Following vociferous protests against the 'misuse of taxpayers' funds for a family-run trust, Singh was forced to withdraw the proposal.

But there was no dearth of funds for the RGF.

Various government and semi-government organisations when P V Narasimha Rao was prime minster donated liberally to the RGF.

So did some foreign missions and other charities.

The Chinese wrote a cheque for $300,000. This was followed up with more such donations.

Worse, such was the quest for funds of the Sonia Gandhi-led RGF that it opened branches in at least two foreign locations, London being one of them.

Now, given that the RGF is a family-controlled trust, with a couple of confidants of the Gandhis on its governing body, why would the Congress defend it every time someone accuses it of wrong-doing?

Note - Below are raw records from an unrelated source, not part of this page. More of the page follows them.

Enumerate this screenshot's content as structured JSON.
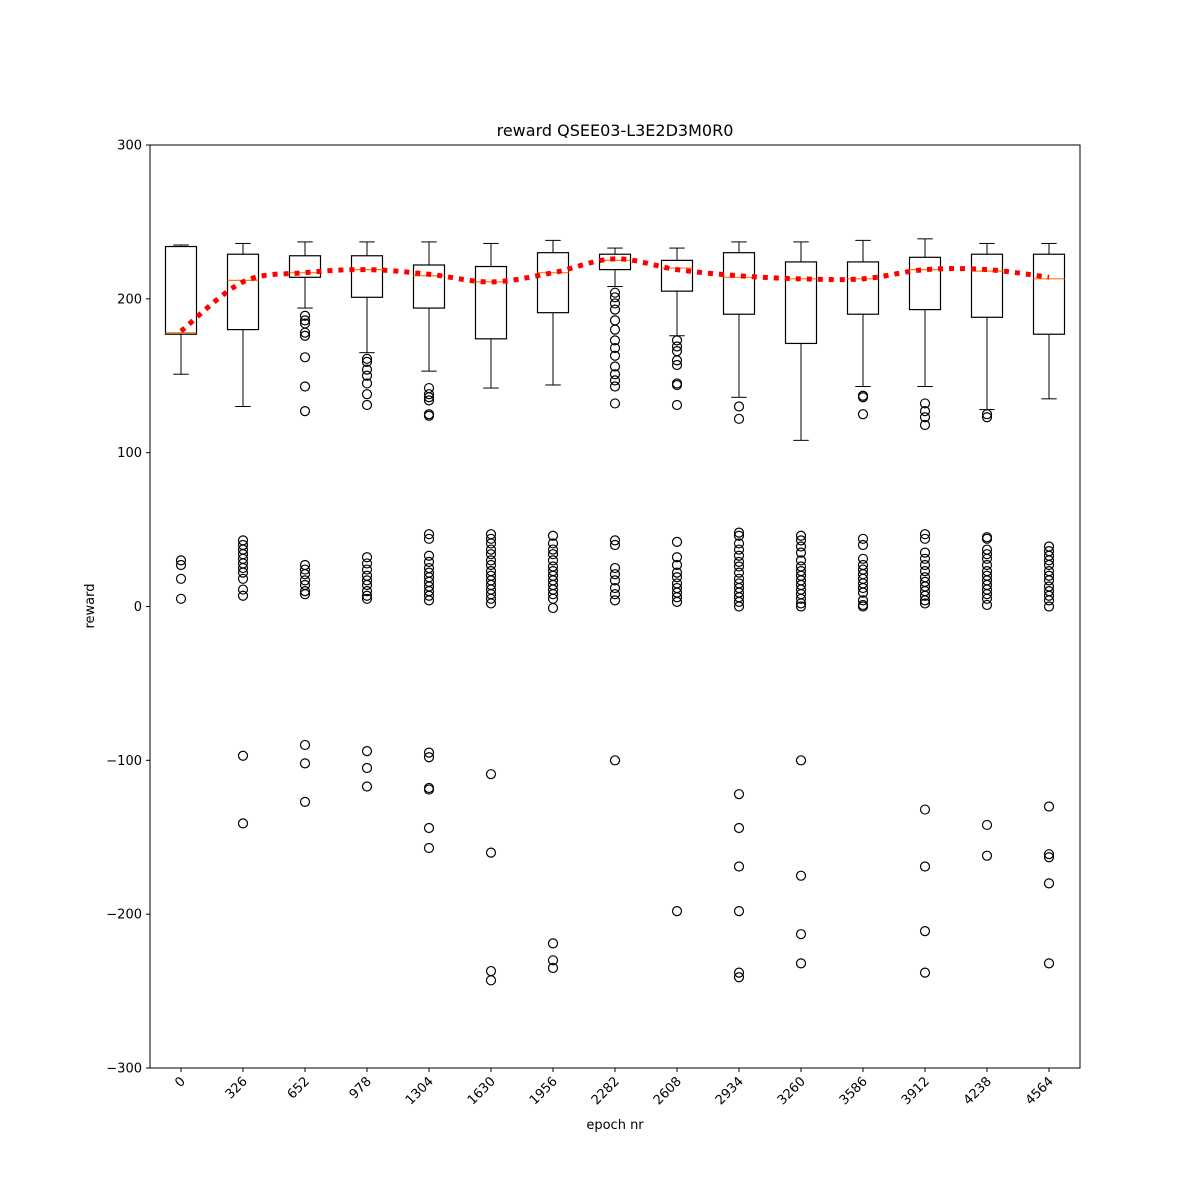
{
  "chart_data": {
    "type": "box",
    "title": "reward QSEE03-L3E2D3M0R0",
    "xlabel": "epoch nr",
    "ylabel": "reward",
    "ylim": [
      -300,
      300
    ],
    "yticks": [
      "300",
      "200",
      "100",
      "0",
      "−100",
      "−200",
      "−300"
    ],
    "categories": [
      "0",
      "326",
      "652",
      "978",
      "1304",
      "1630",
      "1956",
      "2282",
      "2608",
      "2934",
      "3260",
      "3586",
      "3912",
      "4238",
      "4564"
    ],
    "grid": false,
    "legend": "none",
    "boxes": [
      {
        "category": "0",
        "whisker_low": 151,
        "q1": 177,
        "median": 178,
        "q3": 234,
        "whisker_high": 235,
        "outliers": [
          30,
          27,
          18,
          5
        ]
      },
      {
        "category": "326",
        "whisker_low": 130,
        "q1": 180,
        "median": 212,
        "q3": 229,
        "whisker_high": 236,
        "outliers": [
          43,
          40,
          37,
          34,
          31,
          28,
          25,
          22,
          18,
          11,
          7,
          -97,
          -141
        ]
      },
      {
        "category": "652",
        "whisker_low": 194,
        "q1": 214,
        "median": 217,
        "q3": 228,
        "whisker_high": 237,
        "outliers": [
          189,
          186,
          184,
          178,
          176,
          162,
          143,
          127,
          27,
          24,
          21,
          17,
          14,
          10,
          8,
          -90,
          -102,
          -127
        ]
      },
      {
        "category": "978",
        "whisker_low": 165,
        "q1": 201,
        "median": 219,
        "q3": 228,
        "whisker_high": 237,
        "outliers": [
          161,
          159,
          154,
          150,
          145,
          138,
          131,
          32,
          28,
          24,
          20,
          17,
          14,
          10,
          7,
          5,
          -94,
          -105,
          -117
        ]
      },
      {
        "category": "1304",
        "whisker_low": 153,
        "q1": 194,
        "median": 215,
        "q3": 222,
        "whisker_high": 237,
        "outliers": [
          142,
          138,
          136,
          134,
          125,
          124,
          47,
          44,
          33,
          29,
          25,
          22,
          19,
          16,
          13,
          10,
          7,
          4,
          -95,
          -98,
          -118,
          -119,
          -144,
          -157
        ]
      },
      {
        "category": "1630",
        "whisker_low": 142,
        "q1": 174,
        "median": 211,
        "q3": 221,
        "whisker_high": 236,
        "outliers": [
          47,
          44,
          41,
          37,
          34,
          30,
          27,
          23,
          20,
          17,
          14,
          11,
          8,
          5,
          2,
          -109,
          -160,
          -237,
          -243
        ]
      },
      {
        "category": "1956",
        "whisker_low": 144,
        "q1": 191,
        "median": 217,
        "q3": 230,
        "whisker_high": 238,
        "outliers": [
          46,
          41,
          37,
          34,
          30,
          26,
          23,
          20,
          17,
          14,
          11,
          8,
          5,
          -1,
          -219,
          -230,
          -235
        ]
      },
      {
        "category": "2282",
        "whisker_low": 208,
        "q1": 219,
        "median": 225,
        "q3": 229,
        "whisker_high": 233,
        "outliers": [
          204,
          201,
          197,
          193,
          186,
          180,
          173,
          168,
          163,
          156,
          151,
          147,
          143,
          132,
          43,
          40,
          25,
          21,
          17,
          12,
          8,
          4,
          -100
        ]
      },
      {
        "category": "2608",
        "whisker_low": 176,
        "q1": 205,
        "median": 220,
        "q3": 225,
        "whisker_high": 233,
        "outliers": [
          173,
          169,
          166,
          160,
          157,
          145,
          144,
          131,
          42,
          32,
          27,
          22,
          19,
          15,
          12,
          9,
          6,
          3,
          -198
        ]
      },
      {
        "category": "2934",
        "whisker_low": 136,
        "q1": 190,
        "median": 214,
        "q3": 230,
        "whisker_high": 237,
        "outliers": [
          130,
          122,
          48,
          46,
          41,
          37,
          33,
          29,
          26,
          22,
          18,
          15,
          12,
          9,
          6,
          3,
          0,
          -122,
          -144,
          -169,
          -198,
          -238,
          -241
        ]
      },
      {
        "category": "3260",
        "whisker_low": 108,
        "q1": 171,
        "median": 213,
        "q3": 224,
        "whisker_high": 237,
        "outliers": [
          46,
          43,
          39,
          35,
          30,
          26,
          23,
          20,
          17,
          14,
          11,
          8,
          5,
          2,
          0,
          -100,
          -175,
          -213,
          -232
        ]
      },
      {
        "category": "3586",
        "whisker_low": 143,
        "q1": 190,
        "median": 213,
        "q3": 224,
        "whisker_high": 238,
        "outliers": [
          137,
          136,
          125,
          44,
          40,
          31,
          27,
          24,
          21,
          18,
          15,
          12,
          9,
          4,
          1,
          0
        ]
      },
      {
        "category": "3912",
        "whisker_low": 143,
        "q1": 193,
        "median": 219,
        "q3": 227,
        "whisker_high": 239,
        "outliers": [
          132,
          127,
          123,
          118,
          47,
          44,
          35,
          31,
          27,
          23,
          19,
          16,
          13,
          10,
          7,
          4,
          2,
          -132,
          -169,
          -211,
          -238
        ]
      },
      {
        "category": "4238",
        "whisker_low": 128,
        "q1": 188,
        "median": 218,
        "q3": 229,
        "whisker_high": 236,
        "outliers": [
          125,
          123,
          45,
          44,
          37,
          34,
          31,
          27,
          23,
          20,
          17,
          14,
          11,
          8,
          5,
          1,
          -142,
          -162
        ]
      },
      {
        "category": "4564",
        "whisker_low": 135,
        "q1": 177,
        "median": 213,
        "q3": 229,
        "whisker_high": 236,
        "outliers": [
          39,
          36,
          33,
          30,
          27,
          23,
          20,
          17,
          13,
          10,
          7,
          4,
          0,
          -130,
          -161,
          -163,
          -180,
          -232
        ]
      }
    ],
    "series": [
      {
        "style": "dotted",
        "color": "#ff0000",
        "values": [
          179,
          211,
          217,
          219,
          216,
          211,
          217,
          226,
          219,
          215,
          213,
          213,
          219,
          219,
          214
        ]
      }
    ],
    "colors": {
      "median": "#ff7f0e",
      "trend": "#ff0000",
      "box": "#000000"
    }
  }
}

Unless the argument is that the family is the party and the party is the family, there is no justification for official party spokespersons to rise in the RGF's support, or, for that matter, Robert Vadra, Sonia Gandhi's son-in-law, when the BJP and others criticise them.

Meanwhile, the eviction notice to Priyanka Gandhi Vadra to vacate the Type-VI bungalow on Lodhi Road too has the party crying foul.

Upon ceasing to be a SPG protectee, Priyanka had lost her claim to government accommodation.

Unless the party believes that the Gandhis are heaven-born and entitled to a special dispensation, including free housing, free power, free travel, free security, et al.

Otherwise, one fails to see any controversy in the eviction notice lawfully served on her.

It was like a number of journalists accusing then Union housing minister Jagmohan of attacking the freedom of the press when asked to vacate government houses.

Elevating personal privilege to the level of national interest reveals an imperial mindset which militates against a democratic order.

Our Constitution recognises no holy cows.

Everyone has equal rights as per the founding document of the Republic.

Ironically, despite losing the trust of the voters, the Gandhis continue to behave as if they were royalty.

Meanwhile, the effort to equate the contributions by some Chinese companies operating in India to the PM Cares Fund with donations to the RGF falls flat because Modi heads the latter in his official capacity as prime minister.

A new prime minister will automatically manage the PM Cares Fund.

But the RGF is a closely-held family trust where its control will remain unchanged with the Gandhi family.


Virendra Kapoor is a veteran commentator on Indian politics.